Anyway,  Work is a sustain assault on using our lives and energies to profit capitalist powers.  In this sense, I agree with every word of it.  Life is too short, precious, beautiful, to use it for bolstering the processes that concentrate power and resources in the Upper Crust (I prefer social sandwiches crustfree).  However, this book sells short the  fulfillment many people get from performing worthwhile jobs that provide meaningful goods and services.  Sometimes it falls into anarcho-primitivist fallacies, as if we would all be happier without any trade or innovations whatsoever, existing in an idyllic state of Nature.  But the anarchist ideals will require not less but more work from every person involved, and not all that work will directly benefit only the individual doing it.  The revolution needs lots of gardens, and those gardens all need a lot of work.  

Sunday, July 24, 2011

The Garden Is Relieved

This morning, we had a brief respite from nearly two weeks of intense heat.  We even had a little bit of rain.  I was happy, and my plants were overjoyed   Their flowers perked up at the prospect of not being beaten all day long by solar assault.  I perked up a little at not having to run the air for survival.


The national and state level news is simply too depressing to talk about, write about, or live through. I would be remiss, however, if I did not call attention to the recent article in the Lawrence Journal-World about ALEC's actions in Kansas:  Corporate-funded ALEC Has Strong Ties to Kansas Legislators.  Yes, yes.  There is, in fact, a corporate conspiracy that writes and funds a lot of the bills that get introduced/passed in state legislatures.  It sounds like a myth if it weren't so solidly evidence-based.  And so depressing that, again, I can't contemplate it.  As an anarchist, I'm just registering it as yet another of the abusive potentials of representative government.  


My garden, however, continues to be a source of great joy and happiness--especially now that we've had a little rain and relief so I'm not as worried about my plantitos.
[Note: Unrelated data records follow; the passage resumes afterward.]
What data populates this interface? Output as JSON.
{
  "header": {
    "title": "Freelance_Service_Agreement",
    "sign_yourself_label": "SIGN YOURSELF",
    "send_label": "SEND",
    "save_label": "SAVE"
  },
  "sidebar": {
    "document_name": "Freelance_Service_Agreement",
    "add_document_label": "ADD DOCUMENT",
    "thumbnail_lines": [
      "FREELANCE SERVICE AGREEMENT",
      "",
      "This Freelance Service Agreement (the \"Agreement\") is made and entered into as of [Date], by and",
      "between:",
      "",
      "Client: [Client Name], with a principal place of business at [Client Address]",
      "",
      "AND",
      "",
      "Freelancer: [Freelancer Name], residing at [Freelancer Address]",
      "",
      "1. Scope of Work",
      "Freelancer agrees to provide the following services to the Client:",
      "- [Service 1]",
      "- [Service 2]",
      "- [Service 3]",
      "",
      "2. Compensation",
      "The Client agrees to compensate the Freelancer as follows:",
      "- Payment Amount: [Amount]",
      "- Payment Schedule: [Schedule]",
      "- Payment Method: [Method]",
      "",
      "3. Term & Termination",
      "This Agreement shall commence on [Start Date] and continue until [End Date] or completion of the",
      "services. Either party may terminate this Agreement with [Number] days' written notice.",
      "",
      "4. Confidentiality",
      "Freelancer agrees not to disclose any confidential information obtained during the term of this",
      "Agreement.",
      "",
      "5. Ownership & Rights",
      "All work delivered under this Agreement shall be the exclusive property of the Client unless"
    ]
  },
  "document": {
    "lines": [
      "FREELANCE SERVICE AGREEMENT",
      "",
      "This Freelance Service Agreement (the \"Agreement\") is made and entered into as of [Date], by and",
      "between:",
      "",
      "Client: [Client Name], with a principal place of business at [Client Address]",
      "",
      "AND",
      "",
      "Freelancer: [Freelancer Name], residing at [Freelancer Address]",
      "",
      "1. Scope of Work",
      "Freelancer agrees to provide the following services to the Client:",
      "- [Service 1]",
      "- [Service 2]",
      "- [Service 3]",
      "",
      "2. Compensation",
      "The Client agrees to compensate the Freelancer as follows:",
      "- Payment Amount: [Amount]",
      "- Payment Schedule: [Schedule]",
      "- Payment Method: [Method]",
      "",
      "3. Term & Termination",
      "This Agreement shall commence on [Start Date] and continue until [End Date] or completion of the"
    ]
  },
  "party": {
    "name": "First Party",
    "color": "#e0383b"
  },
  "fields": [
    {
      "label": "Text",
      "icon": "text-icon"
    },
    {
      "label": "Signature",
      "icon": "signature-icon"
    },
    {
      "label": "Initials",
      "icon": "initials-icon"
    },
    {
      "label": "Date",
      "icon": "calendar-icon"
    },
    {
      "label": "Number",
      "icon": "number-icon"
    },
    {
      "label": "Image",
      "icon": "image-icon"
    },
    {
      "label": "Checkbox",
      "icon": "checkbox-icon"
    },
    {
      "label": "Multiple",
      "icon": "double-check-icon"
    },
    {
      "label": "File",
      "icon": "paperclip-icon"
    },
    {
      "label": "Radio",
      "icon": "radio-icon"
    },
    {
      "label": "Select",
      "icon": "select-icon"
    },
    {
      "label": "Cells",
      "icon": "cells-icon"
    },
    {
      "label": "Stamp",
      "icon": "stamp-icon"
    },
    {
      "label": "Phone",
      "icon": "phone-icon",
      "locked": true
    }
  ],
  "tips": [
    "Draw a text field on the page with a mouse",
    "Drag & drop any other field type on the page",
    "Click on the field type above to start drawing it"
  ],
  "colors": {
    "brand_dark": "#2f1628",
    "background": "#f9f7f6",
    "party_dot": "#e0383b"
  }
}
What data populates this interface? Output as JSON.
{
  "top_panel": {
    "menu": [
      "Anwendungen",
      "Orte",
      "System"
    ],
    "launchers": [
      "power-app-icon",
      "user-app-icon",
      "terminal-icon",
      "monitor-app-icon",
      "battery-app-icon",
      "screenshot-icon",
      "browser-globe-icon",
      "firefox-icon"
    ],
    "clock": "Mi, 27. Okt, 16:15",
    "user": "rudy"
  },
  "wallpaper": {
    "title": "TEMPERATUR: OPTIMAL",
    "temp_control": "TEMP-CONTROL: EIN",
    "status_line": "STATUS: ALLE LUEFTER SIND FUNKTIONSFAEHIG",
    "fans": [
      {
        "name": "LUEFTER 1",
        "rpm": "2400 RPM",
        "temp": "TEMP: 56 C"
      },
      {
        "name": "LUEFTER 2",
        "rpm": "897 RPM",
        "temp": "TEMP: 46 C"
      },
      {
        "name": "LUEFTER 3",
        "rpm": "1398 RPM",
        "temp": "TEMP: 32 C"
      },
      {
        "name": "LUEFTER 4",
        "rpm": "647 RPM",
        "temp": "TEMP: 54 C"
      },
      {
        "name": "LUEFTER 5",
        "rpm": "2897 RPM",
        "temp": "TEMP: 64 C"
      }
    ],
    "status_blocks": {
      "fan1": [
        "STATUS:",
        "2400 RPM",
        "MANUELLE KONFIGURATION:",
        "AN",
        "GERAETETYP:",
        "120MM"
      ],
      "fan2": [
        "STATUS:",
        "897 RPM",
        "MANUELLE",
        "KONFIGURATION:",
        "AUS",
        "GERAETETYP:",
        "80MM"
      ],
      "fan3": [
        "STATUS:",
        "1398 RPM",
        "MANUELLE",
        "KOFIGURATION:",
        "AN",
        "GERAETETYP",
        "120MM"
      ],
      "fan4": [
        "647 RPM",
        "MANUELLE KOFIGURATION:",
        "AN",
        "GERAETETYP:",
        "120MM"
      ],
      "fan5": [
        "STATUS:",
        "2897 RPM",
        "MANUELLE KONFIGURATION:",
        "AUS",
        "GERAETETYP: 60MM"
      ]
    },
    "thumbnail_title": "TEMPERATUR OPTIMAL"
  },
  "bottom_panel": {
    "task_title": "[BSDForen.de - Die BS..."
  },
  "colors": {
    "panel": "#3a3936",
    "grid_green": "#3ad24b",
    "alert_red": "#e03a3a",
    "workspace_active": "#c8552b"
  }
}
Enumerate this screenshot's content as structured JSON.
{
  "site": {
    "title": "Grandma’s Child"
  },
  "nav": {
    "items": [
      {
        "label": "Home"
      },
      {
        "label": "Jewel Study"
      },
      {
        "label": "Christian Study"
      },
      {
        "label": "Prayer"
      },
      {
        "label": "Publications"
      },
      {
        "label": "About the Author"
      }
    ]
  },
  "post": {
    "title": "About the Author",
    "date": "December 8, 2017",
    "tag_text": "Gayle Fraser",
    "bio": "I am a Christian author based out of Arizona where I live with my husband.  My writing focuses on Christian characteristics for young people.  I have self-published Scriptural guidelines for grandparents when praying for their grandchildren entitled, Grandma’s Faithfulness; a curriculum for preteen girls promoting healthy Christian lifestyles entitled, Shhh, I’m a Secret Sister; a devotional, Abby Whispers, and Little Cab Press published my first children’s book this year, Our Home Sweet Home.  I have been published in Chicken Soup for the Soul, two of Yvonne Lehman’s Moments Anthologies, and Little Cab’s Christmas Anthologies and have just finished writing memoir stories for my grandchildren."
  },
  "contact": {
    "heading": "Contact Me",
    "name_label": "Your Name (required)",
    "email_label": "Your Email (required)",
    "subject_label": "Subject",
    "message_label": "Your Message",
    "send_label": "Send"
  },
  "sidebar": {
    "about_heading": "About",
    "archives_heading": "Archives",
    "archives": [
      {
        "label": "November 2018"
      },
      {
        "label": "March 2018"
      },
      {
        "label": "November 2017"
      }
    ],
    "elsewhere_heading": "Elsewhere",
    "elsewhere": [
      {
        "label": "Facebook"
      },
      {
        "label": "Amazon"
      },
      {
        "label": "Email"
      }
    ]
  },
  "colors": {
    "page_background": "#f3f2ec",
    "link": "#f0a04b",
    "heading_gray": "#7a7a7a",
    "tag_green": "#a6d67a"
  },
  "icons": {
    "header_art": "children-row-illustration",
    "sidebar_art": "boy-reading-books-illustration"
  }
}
The tomato plants are starting to produce, finally;   here's a nice cluster of them just ready to ripen.  They're big and juicy and delicious.

 I have some butternut squash growing now, too; they look great! There are four little ones at the moment, and if the sun hasn't burned off the flowers too dreadfully, I look forward to at least another half-dozen (or more).  Yum!

At right, you can see the beginning of some type of summer squash.  Since I didn't think to label the plants, or pay much attention to what variety I was planting, I'm not sure if it's zucchini or yellow squash in infancy.  That squash varieties grow at the base of the flower was a complete shock to me.  Not sure where I thought they grew.  Just not at the flower base!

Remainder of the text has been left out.